Specifically, Jaql allows you to select, join, group, and filter data that is stored in HDFS, much like a blend of Pig and Hive. Jaql’s query language was inspired by many programming and query languages, including Lisp, SQL, XQuery, and Pig. Jaql is a functional, declarative query language that is designed to process large data sets. For parallelism, Jaql rewrites high-level queries, when appropriate, into “low-level” queries consisting of MapReduce jobs.
What is a Jaql Query?
Much like a MapReduce job is a flow of data, Jaql can be thought of as a pipeline of data flowing from a source, through a set of various operators, and out into a sink (a destination).

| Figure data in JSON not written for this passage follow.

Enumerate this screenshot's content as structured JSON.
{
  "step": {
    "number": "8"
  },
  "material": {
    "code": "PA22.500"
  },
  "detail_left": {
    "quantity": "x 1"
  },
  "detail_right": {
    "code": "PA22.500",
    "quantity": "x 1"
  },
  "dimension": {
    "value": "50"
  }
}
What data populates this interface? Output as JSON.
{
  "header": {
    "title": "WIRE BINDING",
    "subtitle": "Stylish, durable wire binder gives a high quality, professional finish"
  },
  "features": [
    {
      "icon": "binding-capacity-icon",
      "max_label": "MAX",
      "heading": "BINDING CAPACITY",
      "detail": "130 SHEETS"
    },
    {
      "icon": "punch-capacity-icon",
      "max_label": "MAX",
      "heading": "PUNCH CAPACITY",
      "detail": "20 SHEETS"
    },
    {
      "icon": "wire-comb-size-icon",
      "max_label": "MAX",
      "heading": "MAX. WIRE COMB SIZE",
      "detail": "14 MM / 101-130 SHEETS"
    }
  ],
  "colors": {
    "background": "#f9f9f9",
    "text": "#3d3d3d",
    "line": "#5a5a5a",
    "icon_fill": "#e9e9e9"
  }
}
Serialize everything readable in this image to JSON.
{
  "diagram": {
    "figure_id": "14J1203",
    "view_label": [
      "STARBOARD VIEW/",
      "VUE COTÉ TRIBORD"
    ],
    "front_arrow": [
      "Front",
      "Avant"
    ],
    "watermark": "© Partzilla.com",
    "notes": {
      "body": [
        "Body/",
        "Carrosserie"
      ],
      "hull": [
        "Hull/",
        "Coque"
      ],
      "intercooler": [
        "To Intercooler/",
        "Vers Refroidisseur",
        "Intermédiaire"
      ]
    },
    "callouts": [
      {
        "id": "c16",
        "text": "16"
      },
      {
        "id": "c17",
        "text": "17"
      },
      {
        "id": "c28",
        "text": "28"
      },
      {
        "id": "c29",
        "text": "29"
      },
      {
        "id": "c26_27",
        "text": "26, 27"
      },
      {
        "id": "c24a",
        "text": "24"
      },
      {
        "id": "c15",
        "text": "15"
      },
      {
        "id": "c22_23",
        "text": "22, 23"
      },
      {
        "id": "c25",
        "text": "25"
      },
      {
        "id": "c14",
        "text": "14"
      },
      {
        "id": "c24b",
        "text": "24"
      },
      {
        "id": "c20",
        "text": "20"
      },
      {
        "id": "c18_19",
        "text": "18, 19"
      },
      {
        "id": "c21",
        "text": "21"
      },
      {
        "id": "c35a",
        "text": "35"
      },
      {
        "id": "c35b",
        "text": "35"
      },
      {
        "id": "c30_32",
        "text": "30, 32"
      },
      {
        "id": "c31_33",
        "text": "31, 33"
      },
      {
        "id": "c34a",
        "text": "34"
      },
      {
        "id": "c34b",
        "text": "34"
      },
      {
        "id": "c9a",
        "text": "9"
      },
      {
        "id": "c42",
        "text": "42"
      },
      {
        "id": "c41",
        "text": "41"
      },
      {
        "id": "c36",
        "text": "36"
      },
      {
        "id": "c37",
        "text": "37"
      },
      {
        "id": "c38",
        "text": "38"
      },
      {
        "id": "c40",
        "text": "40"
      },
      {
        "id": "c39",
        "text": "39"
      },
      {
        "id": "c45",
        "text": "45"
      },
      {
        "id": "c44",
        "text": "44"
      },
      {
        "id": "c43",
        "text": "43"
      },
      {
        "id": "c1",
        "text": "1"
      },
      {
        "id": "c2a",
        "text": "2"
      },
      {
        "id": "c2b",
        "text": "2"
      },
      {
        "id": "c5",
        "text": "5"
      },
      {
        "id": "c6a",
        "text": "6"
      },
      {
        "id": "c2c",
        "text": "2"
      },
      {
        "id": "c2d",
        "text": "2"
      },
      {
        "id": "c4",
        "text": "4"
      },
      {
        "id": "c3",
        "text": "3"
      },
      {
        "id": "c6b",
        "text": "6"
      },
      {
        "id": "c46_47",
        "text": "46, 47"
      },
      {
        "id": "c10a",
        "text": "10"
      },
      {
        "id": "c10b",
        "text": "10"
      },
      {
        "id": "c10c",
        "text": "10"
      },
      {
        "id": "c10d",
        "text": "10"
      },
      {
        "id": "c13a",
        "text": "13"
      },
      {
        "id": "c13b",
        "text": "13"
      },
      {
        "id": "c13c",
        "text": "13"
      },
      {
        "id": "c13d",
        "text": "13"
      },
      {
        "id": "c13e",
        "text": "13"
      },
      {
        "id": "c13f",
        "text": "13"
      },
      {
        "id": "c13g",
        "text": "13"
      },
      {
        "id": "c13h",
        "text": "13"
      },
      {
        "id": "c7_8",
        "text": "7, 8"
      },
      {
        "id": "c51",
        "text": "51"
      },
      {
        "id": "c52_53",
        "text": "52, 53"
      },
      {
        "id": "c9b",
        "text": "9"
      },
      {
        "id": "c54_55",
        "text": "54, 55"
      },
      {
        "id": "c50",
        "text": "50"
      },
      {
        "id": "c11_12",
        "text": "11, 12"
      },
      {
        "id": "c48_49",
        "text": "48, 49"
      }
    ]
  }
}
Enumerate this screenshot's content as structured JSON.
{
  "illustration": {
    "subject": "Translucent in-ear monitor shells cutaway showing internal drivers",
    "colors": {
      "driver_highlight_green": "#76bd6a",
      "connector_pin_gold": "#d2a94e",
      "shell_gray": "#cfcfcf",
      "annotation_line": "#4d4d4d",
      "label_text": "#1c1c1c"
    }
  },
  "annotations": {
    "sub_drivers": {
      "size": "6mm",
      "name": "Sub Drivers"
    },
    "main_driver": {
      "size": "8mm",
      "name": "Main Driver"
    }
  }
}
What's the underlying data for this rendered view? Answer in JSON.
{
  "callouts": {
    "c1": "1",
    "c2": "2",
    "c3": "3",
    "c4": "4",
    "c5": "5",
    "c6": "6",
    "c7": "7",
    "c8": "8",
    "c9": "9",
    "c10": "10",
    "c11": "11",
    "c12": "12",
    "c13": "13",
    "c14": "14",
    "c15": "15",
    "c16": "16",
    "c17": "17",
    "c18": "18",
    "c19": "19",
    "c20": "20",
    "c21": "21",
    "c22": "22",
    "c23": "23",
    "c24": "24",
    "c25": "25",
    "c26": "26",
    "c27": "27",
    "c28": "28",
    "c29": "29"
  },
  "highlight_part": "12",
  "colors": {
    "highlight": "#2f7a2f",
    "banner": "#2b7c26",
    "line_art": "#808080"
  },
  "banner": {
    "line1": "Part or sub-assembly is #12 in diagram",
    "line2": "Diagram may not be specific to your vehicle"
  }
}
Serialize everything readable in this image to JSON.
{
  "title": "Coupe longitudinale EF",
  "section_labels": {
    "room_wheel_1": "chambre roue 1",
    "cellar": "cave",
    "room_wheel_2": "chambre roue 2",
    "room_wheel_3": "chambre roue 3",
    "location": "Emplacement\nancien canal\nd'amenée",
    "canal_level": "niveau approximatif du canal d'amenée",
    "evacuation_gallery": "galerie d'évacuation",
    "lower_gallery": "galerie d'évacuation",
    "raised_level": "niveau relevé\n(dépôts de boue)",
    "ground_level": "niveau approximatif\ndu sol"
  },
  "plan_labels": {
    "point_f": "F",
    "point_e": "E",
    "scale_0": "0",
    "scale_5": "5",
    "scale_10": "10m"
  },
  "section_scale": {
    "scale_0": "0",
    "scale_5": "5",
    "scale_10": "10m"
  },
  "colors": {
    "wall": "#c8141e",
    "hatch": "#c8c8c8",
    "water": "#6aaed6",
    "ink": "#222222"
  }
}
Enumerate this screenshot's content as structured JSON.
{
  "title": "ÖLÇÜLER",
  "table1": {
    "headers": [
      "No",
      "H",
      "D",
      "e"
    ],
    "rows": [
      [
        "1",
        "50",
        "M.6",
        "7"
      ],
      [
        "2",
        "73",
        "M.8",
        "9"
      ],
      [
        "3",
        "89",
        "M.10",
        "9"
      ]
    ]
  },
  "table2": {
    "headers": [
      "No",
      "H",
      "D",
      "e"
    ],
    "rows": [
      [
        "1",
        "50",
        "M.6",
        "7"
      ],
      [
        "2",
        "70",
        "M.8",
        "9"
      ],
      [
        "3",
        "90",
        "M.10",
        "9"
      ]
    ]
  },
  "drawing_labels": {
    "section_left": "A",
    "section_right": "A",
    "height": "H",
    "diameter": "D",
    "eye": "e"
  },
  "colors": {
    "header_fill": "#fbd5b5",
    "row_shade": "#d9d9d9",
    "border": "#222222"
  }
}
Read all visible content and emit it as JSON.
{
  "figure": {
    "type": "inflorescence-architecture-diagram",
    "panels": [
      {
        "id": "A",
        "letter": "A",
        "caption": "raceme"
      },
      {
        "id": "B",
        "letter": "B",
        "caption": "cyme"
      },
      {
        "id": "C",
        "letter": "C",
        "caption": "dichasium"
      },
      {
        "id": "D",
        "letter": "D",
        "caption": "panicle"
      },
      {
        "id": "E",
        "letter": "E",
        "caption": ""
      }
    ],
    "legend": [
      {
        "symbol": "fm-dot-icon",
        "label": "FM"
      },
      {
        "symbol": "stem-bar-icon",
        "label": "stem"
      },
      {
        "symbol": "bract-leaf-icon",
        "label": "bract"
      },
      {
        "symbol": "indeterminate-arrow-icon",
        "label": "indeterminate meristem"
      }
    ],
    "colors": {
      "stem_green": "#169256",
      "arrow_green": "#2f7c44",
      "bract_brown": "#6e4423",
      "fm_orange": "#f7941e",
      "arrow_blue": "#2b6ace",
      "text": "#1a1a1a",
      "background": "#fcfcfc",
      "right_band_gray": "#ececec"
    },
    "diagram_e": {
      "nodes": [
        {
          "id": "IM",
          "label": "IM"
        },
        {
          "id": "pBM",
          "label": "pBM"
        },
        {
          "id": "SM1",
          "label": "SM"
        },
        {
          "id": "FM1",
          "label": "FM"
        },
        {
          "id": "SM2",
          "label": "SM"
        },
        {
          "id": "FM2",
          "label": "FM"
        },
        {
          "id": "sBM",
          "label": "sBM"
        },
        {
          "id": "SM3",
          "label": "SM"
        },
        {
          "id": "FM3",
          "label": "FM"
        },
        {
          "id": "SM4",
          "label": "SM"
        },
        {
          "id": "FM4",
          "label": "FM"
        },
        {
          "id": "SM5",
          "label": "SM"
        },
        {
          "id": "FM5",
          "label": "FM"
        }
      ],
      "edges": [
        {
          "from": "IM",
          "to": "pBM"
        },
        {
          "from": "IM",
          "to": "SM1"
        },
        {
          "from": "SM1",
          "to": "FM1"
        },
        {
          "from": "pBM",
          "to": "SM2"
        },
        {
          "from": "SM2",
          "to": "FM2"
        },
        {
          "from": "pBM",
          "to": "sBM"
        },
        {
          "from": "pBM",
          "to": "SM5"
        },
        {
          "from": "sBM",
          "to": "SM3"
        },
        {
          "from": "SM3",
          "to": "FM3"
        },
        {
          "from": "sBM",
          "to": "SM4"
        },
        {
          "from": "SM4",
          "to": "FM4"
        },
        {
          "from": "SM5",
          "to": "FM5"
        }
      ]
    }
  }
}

The operand used to signify flow from one operand to another is an arrow: ->. Unlike SQL, where the output comes first (for example, the SELECT list), in Jaql, the operations listed are in natural order, where you specify the source, followed by the various operators you want to use to manipulate the data, and finally the sink.
What is JSON?
Before we get into the Jaql language, let’s first look at the popular data interchange format known as JSON, so that we can build our Jaql examples on top of it. Application developers are moving in large numbers towards JSON as their choice for a data interchange format, because it’s easy for humans to read, and because of its structure, it’s easy for applications to parse or generate.